It was 7th grade. For the first time in my entire life, I made it through tryouts and got on my school’s basketball team. I was on cloud 9, even though I only made it by the skin of my teeth. Finally, I was on a team for the sport I love – yet I hated that year.
I barely made the team. I was the weakest player – the one the coach didn’t like, which gave free reign to everyone else on the team to bully me like there was no tomorrow. In their eyes, I was the one who had no business being around, and they made sure to make that very clear to me. Even though that entire year was miserable, I came back the next year, and continued playing into high school.
It was my freshman year of high school. For the first time, I was on a junior varsity team for basketball. Not only that, I became a starter. After hours of blood, sweat, and tears, I was a core member of the team, a player the coach felt he could depend on, an individual that the team respected. I knew what I was doing, so I had a right to tell people what they should do.
Then there’s the weakest player on our team. The coach is endlessly frustrated with him, my teammates hate him. Not a practice goes by that he doesn’t hear some harsh joke about his lack of skill or another reminder that he’s not wanted.
And I’m right there, joining the rest of the team in putting him down, making his time miserable in a sport he loved.
I became exactly what I hated in middle school.

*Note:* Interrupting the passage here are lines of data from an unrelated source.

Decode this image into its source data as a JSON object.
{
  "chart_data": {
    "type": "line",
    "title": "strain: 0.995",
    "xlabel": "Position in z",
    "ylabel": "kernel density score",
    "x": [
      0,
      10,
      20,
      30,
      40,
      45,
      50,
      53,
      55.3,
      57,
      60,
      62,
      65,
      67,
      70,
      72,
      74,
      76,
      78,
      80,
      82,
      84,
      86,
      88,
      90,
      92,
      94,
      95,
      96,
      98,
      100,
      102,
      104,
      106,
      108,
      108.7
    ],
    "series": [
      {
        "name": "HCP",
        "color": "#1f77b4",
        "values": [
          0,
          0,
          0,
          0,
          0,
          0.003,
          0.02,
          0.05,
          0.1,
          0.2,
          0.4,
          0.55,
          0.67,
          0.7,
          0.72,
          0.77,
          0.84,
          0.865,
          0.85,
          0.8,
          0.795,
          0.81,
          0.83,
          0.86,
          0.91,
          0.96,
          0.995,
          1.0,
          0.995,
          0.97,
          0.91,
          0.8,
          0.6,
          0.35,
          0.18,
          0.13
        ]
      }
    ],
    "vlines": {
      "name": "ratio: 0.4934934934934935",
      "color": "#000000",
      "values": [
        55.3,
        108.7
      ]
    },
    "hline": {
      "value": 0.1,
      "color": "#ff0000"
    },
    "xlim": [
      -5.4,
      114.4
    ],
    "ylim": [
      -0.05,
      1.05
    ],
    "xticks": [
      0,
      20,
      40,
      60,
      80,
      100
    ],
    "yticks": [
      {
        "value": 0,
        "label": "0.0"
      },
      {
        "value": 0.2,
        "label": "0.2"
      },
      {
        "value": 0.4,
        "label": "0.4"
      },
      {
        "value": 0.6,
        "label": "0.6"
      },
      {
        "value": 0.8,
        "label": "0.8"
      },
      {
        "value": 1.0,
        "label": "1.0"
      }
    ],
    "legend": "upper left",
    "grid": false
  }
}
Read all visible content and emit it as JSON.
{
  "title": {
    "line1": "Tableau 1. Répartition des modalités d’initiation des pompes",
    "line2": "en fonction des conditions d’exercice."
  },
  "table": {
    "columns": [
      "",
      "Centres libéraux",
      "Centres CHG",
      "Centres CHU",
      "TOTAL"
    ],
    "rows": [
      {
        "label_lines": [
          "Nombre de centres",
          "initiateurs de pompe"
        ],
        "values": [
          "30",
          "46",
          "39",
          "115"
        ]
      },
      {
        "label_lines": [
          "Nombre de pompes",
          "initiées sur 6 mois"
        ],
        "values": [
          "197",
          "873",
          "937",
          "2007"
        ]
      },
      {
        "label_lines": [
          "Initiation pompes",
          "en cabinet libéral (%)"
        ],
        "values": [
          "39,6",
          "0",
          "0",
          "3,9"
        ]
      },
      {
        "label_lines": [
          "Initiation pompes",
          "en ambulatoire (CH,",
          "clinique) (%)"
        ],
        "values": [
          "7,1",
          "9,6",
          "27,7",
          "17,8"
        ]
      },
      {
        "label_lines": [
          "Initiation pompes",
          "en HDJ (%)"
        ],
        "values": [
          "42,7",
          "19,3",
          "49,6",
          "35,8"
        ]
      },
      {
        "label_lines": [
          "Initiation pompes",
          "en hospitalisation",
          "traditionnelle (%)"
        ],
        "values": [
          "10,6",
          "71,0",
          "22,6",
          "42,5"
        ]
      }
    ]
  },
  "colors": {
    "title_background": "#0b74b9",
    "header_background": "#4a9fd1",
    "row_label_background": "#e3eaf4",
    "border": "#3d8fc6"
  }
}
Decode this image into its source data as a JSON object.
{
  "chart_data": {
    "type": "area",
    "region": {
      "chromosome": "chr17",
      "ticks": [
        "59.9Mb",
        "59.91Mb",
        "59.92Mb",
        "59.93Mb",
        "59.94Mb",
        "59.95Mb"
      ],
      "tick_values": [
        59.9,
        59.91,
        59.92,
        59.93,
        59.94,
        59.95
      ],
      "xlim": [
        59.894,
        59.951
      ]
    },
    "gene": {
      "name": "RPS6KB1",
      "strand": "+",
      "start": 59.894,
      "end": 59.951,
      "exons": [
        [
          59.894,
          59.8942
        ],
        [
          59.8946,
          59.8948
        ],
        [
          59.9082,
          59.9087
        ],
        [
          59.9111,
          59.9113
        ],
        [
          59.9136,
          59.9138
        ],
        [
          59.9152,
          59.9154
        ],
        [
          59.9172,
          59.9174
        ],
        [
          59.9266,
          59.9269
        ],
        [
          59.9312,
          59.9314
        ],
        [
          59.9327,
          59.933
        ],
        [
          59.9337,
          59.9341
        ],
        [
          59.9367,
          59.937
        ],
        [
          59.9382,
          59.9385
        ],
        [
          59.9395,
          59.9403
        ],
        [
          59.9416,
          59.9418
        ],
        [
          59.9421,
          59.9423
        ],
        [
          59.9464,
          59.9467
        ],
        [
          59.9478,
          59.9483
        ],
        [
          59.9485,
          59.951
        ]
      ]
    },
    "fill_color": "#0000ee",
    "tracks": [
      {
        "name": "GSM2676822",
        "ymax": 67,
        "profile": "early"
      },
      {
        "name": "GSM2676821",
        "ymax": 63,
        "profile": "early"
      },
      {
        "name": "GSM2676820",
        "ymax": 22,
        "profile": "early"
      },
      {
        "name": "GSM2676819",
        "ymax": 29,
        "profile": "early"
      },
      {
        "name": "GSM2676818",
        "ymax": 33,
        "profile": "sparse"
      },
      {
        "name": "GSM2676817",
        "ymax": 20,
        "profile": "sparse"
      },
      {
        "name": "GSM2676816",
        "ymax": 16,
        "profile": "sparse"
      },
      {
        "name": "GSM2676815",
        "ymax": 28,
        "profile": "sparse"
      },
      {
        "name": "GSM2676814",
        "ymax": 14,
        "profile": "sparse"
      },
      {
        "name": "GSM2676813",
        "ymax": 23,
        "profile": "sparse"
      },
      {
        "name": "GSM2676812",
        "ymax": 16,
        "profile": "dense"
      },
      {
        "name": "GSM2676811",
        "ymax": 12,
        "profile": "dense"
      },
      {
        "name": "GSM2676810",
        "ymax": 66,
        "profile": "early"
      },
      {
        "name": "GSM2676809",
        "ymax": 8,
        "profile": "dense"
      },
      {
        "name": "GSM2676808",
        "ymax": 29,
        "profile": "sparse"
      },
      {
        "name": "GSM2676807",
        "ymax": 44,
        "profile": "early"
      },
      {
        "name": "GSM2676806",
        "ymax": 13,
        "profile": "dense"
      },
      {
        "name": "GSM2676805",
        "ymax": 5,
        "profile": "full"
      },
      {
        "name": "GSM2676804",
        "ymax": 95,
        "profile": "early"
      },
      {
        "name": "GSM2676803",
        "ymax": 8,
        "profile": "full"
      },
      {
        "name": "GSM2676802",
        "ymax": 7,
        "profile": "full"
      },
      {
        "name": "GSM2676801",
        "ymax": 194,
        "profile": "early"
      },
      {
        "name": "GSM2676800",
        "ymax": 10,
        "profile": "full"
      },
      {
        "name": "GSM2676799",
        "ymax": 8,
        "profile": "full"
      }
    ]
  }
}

Those exact feelings of pain, anger, and shame I felt in middle school were feelings I was instilling in this player. I was no better than the members of the team I despised in 7th grade. I became the exact monster of spitefulness that haunted me.
Too little, too late I recognized my own hypocrisy. That player didn't bother showing up to tryouts during my junior year. Unlike me, he didn’t feel like taking all the abuse another year. Understandably so.
I contributed to destroying that young man's experience. What could he have become on the team if we had encouraged him? What contributions could he have made if he had come back and practiced more, with people giving him actual advice to help him get better?
I’ll never know. We weren't on a team together ever again.